I'm not diving into RSA in a spirit of high dudgeon, though I'm plenty aware that governments might have preferred a world wherein "we the people" did not include every little mom & pop shop.

The only reason we have a modicum of transactional security, including to some degree around cyber-monies like bitcoin, is because "computer math" is commercially oriented, not just some military secret, a weapon, as it might have been. I understand the need to protect this civilian heritage.

However I'm coming mainly from a pragmatic impulse to share a "how things work" approach to everyday tech.  If our people are to reason about the world they're in, then understanding about Bob and Alice, and "evil Eve" (to whom we owe so much as a penetration expert) is just a part of the package.

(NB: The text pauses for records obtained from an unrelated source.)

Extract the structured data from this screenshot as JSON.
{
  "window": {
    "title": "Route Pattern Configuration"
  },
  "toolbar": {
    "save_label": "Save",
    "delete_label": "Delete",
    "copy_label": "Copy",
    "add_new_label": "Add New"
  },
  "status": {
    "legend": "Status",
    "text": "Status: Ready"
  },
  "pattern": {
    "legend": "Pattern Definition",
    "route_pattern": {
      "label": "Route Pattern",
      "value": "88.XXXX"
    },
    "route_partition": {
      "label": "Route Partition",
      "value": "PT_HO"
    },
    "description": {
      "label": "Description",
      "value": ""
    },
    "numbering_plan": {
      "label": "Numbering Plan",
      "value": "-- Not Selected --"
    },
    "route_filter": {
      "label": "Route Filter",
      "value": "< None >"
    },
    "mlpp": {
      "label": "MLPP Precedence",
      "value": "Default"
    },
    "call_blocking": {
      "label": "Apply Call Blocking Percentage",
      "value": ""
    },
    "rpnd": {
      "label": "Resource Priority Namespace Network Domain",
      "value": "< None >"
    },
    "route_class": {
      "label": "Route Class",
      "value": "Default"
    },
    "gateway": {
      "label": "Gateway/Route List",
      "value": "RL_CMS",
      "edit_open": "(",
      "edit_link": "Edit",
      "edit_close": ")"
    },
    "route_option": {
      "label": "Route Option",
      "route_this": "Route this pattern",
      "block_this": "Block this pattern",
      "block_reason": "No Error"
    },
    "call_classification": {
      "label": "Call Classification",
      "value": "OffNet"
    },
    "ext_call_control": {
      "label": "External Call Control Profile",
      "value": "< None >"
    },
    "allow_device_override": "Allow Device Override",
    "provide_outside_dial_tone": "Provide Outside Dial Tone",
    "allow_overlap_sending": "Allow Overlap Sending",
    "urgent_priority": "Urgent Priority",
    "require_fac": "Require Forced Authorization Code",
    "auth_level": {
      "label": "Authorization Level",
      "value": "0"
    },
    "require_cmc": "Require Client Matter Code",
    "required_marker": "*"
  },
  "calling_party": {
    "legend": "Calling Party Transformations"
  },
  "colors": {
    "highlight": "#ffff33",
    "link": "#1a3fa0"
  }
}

We'll also want to keep talking about tcp / ip more generally, and not just DNS (much in the news lately).  What's the issue with IPv6?  Is there a road block of some kind?

We want the journalism to stay technical, and we want to stay savvy enough to follow it.

Lets start building the necessary reading skills pretty early, using cartoons and puppets if that helps.

In many cases, we simply want to be able to follow our own stories to their logical conclusions, and not get lost in the woods because we've forgotten our lambda calculus.  How can we keep playing glass bead games if we're missing too many marbles?  Keep the puzzle pieces on the table, so that random individuals have a fighting chance of figuring stuff out.

I'm not saying every high school kid needs to tackle the Y-combinator pattern, but why not get to within striking distance?

You may still opt for the usual "delta calculus" of Newton and Leibniz, of Cauchy and Weierstrass, perhaps exclusively, perhaps in addition.  Nowadays we have this other math, this lambda calculus stuff for you too.  We offer choices.